For more than two weeks, most of the world’s population has been held in pre-trial detention and forced to work in the security of their homes.
In order to stay connected, many have turned to videoconferencing software to keep businesses open or to attend classes. It was only a matter of time until cybercriminals began to trick users into installing flawed video conferencing applications in order to take advantage of the increased number of users.
Malicious Zoom Clones for the Ignorant
Zoom has recently been in the spotlight as one of the booming video conferencing applications, despite its end-to-end encryption issues and liberalized data sharing with Facebook. It didn’t take long for cybercriminals to repackage it, distribute it to third-party markets, and wait for new victims to install it. The examples documented in this article have spread outside of the Google Play Store and exclusively target users who download apps on their droids.
Sample analyzed: 30a1a22dcf7fa0b62809f510a43829b1
Packagename: us.zoom.videomeetings
Detection: Android.Trojan.Downloader.UJ
Application label: Zoom
This malware has components injected into the refurbished Zoom application, as shown in Figure 1 below.

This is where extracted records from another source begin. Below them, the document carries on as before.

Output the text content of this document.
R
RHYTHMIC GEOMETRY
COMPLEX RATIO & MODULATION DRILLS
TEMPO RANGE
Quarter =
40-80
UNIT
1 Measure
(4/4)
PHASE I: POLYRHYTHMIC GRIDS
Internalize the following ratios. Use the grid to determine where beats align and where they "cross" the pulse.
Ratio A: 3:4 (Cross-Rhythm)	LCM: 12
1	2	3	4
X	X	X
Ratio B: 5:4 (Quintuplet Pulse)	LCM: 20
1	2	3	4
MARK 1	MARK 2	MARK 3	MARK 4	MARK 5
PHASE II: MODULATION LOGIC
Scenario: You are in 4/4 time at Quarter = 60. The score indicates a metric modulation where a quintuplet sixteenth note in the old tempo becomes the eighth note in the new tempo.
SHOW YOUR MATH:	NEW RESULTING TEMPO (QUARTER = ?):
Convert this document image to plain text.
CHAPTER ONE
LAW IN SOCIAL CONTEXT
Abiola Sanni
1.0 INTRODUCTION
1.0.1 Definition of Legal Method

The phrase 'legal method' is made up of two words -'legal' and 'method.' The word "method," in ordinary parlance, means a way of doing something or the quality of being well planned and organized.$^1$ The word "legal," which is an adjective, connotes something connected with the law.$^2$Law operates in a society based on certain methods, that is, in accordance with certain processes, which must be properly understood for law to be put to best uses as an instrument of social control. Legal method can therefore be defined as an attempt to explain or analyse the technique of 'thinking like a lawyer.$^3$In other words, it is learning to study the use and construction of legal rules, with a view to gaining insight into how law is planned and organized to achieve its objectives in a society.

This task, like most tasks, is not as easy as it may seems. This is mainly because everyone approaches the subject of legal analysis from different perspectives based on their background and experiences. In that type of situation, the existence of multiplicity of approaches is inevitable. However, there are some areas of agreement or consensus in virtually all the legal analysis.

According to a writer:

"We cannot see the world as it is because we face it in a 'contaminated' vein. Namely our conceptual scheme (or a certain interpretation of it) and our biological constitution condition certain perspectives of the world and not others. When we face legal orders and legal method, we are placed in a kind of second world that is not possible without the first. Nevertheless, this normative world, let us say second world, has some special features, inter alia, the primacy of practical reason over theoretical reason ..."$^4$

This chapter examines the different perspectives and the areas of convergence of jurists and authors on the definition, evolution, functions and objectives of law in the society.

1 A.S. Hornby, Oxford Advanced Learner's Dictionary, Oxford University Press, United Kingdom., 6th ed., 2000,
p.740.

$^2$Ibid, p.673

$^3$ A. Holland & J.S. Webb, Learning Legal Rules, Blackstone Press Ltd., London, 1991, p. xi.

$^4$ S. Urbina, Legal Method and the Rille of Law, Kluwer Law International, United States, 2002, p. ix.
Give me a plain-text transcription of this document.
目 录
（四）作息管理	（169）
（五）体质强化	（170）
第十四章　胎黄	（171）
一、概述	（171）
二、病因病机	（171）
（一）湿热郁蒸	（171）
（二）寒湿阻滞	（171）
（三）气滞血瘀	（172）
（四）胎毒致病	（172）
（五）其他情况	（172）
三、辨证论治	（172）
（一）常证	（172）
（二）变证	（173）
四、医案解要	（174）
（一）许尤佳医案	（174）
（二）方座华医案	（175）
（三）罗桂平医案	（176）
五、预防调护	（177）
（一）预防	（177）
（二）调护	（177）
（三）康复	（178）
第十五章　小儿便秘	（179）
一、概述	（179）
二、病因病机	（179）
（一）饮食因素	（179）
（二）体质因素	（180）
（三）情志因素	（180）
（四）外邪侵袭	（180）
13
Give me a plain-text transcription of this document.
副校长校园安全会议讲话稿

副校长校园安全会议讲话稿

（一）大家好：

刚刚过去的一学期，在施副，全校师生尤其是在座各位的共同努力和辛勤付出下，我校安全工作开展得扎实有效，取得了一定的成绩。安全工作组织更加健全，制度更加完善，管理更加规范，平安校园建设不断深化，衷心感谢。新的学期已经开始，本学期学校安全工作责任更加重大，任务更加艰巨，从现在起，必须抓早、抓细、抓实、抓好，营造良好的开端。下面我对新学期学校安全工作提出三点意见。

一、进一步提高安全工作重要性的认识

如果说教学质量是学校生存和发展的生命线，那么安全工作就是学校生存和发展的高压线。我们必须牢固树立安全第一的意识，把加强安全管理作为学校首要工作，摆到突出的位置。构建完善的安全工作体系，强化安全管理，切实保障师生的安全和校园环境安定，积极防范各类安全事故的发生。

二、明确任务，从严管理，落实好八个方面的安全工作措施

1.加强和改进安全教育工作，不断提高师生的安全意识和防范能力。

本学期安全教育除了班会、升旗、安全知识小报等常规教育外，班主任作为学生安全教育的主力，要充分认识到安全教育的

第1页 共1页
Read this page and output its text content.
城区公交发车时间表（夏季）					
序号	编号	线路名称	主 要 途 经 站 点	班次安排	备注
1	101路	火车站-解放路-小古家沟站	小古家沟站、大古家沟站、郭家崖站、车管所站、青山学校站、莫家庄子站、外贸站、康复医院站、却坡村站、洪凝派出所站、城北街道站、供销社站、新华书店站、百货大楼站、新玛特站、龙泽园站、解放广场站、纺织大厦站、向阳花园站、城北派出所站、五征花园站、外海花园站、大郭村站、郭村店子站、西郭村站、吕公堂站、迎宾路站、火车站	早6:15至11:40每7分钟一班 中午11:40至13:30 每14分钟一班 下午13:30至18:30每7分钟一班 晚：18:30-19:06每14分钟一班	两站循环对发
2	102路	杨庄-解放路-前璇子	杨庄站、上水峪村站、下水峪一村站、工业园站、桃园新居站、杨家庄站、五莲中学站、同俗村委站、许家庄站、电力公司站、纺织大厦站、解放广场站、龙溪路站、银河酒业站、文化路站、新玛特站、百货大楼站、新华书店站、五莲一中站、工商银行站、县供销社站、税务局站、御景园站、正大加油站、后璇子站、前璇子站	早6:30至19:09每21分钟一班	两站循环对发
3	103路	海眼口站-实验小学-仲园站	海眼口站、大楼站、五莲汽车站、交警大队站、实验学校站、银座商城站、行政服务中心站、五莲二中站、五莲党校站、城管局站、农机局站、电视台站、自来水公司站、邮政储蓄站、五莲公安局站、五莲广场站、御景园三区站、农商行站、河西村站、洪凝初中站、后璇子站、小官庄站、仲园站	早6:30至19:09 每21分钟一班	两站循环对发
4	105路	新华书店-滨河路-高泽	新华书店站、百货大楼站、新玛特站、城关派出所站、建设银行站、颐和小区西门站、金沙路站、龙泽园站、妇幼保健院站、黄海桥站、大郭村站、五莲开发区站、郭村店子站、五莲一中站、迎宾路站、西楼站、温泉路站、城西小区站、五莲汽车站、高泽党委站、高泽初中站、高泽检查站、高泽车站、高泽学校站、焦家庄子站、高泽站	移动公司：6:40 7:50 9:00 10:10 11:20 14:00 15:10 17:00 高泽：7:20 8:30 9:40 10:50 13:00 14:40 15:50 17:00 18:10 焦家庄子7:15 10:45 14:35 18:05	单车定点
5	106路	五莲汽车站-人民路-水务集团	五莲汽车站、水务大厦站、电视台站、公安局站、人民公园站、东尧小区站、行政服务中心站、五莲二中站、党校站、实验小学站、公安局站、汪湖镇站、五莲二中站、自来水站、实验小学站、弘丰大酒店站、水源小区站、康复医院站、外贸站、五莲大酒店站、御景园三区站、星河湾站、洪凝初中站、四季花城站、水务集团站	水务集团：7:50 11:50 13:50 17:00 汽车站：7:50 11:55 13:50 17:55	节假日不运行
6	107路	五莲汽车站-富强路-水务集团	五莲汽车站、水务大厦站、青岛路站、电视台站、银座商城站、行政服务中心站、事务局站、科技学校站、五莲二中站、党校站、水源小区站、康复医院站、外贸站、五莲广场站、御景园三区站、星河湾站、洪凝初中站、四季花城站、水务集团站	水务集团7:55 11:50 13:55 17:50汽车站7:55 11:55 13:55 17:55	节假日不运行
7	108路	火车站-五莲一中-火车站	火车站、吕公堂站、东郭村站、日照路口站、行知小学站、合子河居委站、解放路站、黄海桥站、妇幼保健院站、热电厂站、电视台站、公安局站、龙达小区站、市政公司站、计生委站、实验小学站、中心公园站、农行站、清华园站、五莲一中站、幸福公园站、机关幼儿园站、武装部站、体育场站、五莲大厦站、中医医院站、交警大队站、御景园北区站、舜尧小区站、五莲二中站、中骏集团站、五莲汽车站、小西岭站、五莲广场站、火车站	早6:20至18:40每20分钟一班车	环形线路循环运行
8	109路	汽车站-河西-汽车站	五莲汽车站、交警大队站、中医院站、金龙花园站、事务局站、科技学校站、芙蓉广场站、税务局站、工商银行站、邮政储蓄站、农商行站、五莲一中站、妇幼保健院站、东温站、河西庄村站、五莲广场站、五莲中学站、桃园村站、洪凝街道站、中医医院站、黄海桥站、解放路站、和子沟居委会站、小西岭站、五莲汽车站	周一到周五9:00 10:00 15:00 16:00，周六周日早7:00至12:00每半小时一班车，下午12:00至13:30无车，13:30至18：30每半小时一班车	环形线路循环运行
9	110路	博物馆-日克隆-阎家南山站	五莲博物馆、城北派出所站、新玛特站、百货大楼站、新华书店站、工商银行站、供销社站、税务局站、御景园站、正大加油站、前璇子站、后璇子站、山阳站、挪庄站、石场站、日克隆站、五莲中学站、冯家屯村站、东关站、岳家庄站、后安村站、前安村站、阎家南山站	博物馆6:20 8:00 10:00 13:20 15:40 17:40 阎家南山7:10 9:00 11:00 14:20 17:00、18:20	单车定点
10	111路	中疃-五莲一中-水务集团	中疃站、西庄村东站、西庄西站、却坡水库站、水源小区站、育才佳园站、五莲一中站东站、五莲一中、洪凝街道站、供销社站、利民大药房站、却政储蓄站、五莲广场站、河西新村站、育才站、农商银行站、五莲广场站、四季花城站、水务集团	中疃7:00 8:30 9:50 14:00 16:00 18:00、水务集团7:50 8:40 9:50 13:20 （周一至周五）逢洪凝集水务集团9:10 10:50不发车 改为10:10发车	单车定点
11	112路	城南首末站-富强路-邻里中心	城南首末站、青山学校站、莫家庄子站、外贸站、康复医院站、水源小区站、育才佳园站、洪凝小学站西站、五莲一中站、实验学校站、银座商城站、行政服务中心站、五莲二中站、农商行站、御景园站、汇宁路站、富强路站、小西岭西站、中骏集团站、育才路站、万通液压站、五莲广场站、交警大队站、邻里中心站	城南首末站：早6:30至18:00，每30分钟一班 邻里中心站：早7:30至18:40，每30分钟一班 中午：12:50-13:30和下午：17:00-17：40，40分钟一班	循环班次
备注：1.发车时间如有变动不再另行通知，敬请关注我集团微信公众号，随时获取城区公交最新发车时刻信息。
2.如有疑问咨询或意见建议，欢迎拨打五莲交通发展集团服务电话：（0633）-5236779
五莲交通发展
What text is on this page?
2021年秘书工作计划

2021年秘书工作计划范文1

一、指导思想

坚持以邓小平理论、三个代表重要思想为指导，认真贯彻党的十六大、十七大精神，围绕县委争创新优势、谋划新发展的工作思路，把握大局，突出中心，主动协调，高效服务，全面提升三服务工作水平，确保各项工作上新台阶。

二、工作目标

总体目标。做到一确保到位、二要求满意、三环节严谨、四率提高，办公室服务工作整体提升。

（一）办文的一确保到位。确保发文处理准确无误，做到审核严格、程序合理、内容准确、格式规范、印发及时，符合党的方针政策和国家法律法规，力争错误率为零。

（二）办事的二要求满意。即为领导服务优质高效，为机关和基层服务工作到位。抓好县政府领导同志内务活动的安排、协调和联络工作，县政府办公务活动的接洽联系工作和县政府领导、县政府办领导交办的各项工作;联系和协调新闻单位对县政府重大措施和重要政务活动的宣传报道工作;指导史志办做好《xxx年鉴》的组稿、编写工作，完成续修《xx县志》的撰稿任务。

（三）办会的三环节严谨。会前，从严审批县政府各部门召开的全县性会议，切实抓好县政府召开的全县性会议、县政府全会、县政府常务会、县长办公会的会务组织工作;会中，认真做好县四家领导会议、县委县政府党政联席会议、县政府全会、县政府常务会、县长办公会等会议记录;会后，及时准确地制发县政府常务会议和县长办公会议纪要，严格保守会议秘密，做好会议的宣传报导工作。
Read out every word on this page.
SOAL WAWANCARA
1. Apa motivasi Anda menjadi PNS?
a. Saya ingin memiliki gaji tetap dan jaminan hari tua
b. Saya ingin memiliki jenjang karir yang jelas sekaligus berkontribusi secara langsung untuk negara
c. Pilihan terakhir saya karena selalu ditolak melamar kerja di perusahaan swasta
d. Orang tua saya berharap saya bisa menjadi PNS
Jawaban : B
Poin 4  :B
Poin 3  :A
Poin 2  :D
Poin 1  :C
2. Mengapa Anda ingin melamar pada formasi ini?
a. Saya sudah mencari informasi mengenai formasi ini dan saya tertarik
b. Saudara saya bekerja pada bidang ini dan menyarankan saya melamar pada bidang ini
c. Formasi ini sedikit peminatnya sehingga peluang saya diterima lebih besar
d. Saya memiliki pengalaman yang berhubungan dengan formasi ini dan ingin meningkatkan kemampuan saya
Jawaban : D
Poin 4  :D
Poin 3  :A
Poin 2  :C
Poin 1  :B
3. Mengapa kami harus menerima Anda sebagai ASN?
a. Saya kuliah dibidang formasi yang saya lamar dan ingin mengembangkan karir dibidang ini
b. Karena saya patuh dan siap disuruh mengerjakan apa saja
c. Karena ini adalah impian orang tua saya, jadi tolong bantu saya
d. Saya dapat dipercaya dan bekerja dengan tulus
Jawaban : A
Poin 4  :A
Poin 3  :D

Although the user interface is identical to the original application, it has additional “functionalities” to which the user has not registered. Malware tries to download main payload from command and control infrastructure on TCP[:]// googleteamsupport[.]ddns.net:4444
The choice of domains is probably not random, as this could indicate what attackers could target next (GoogleTeamSupportapplication is a collaborative B2B platform which also increases during COVID-19 isolation).
The sample has the same package name as the original Zoom app and has even taken additional steps to keep even more subtle differences in certificate details as close as possible to the original Zoom app. .
Aggressive adware gangs can’t miss the show
Bitdefender researchers also discovered a corrupt APK APK that specifically targets Chinese users. Once downloaded, the application requests phone, location and photo permissions at startup
Sample analyzed: fb5243138a920129dd85bb0e1545c2be
Packagename: us.zoom.videomeetings
Detection: Android.Adware.Downloader.BC
Application label: Zoom
Targets: China
Each time the victim presses the application icon, the application does nothing or briefly displays an announcement before closing.
The piece of code below shows that the main activity is transparent:
As soon as the application is opened, a native ad is loaded and displayed on the screen for one second.
When the application finally starts, the victim is presented with advertisements as soon as he tries to join a meeting and he will continue to receive these advertisements until he presses the X button.
The APK we analyzed retrieves information about adware from:
https[:]//sf3-ttcdn-tos.pstatp[.]com / obj / ad-pattern / renderer / package.json (the prefix part sf3 is different from one application to another with the same SDK)
Hard coded links:
http[:]// sf3-ttcdn-tos[.]pstatp.com/
More malware Zoom
This is another malicious example that attempts to impersonate the Zoom application and lure victims into its installation.
Sample analyzed: 9930b683d4b31a3398da0fb75c27d056
Packagename: app.z1_android_421120320_app_original_file
Detection: Android.Trojan.HiddenAds.AJR
Application label: ZOOM Cloud Meetings
When open, the application initially hides in the menu. It then triggers a repetitive alarm which will randomly send an intention to an advertising service. This service then starts an AdActivity which opens an ad. The link is in the resources: adsforapp1[.]com
The malicious application verifies another hard-coded chain in the assets, called “admin”. If the string is true, then it requests administrator rights to the device. If the value is set to false (as in our case), it then tries to download another file (theapkEntrance).
Once opened, the application will redirect to download the additional component.
At the time of this writing, this sample has been seen in the wild in the United States.
The example combines functionality to request device administrator permissions in English or Russian, depending on the default language of the mobile phone. The malware also has the ability to start itself when the device is turned on.
Bitdefender Mobile Security for Android detects and blocks these applications like Android.Trojan.Downloader.UJ, Android.Adware.Downloader.BC and Android.Trojan.HiddenAds.AJR. To minimize the risk of compromise, Android users are encouraged to install a security solution and limit their downloads to application stores recommended by the supplier.